In Vietnam we visit a once-seedy village of opium addicts, transformed through one-by-one conversions into a brimming market town that draws many visitors. 

At a seed lab ministry in Thailand, Asians learn to revive local crop strains to combat food scarcity. Explains the director, “We’ve seen pastors come to us, saying, ‘We are planting a church to share the gospel, but of course we’re going to help our neighbors with food insecurity. Jesus met people’s physical needs, so why wouldn’t we?’”

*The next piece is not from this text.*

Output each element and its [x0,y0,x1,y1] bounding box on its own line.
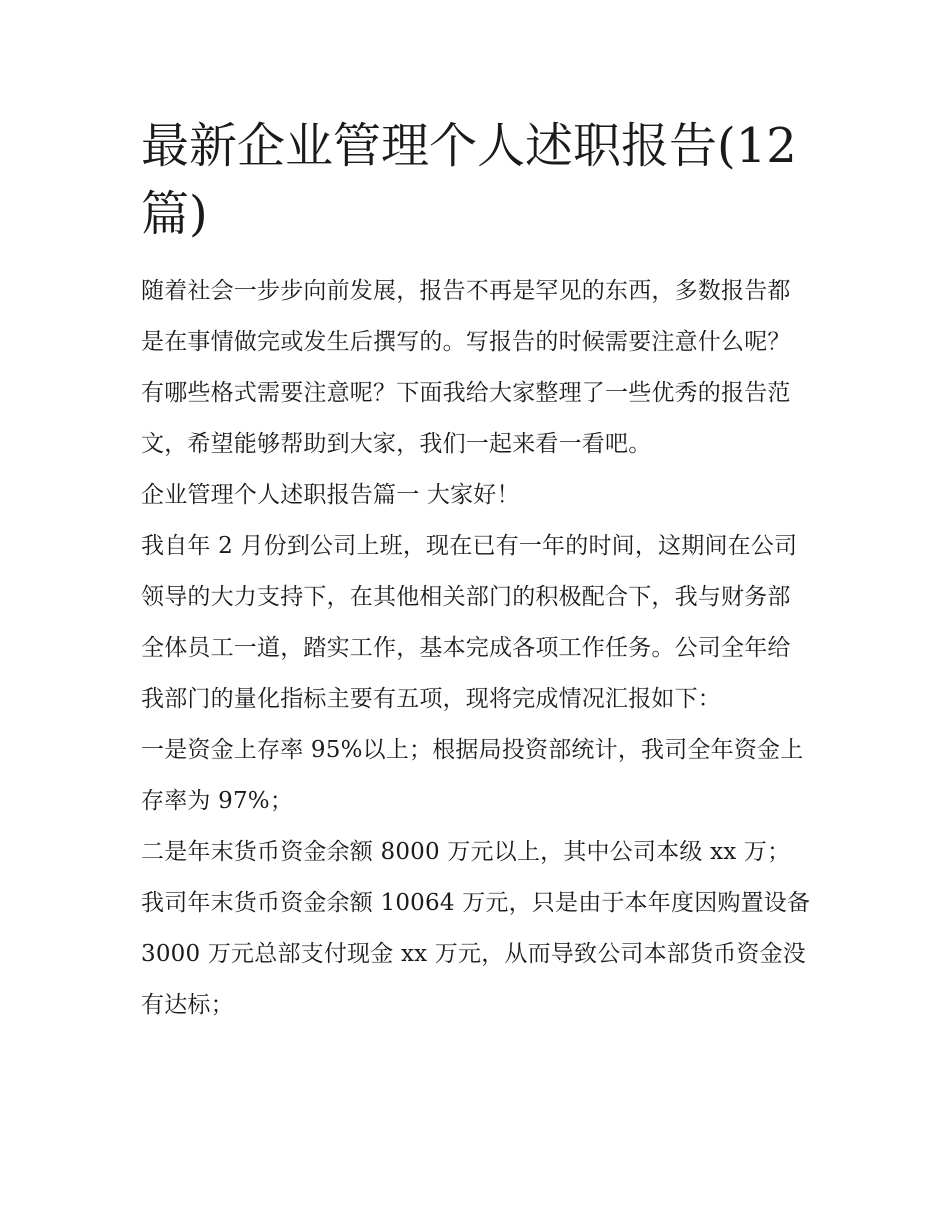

Jesus indeed came to earth prepared to meet physical needs. This strengthened communities as it also was a way to the heart, the mind, and the soul. Meals with Jesus became material assurance and also metaphor.

At the home of Mary and Martha, at Peter’s house, and Matthew’s home. Out in a desolate place. In Cana, Capernaum, Bethany, and Jerusalem. By Jacob’s well in Samaria in the heat of day. On the sea at night. And there on the beach at the dawn of a new day. 

We have a glad Savior who quit the table of the Upper Room and took on death so he could fry fish, break bread, and share wine—or water drawn from a well or fresh-roasted coffee­—into eternity with us.

The stories here are only a foretaste of a global church that today is feeding and caring for neighbors around the world. Eat and drink up.

Mindy Belz is editor of the Globe Issue and is former senior editor at World magazine.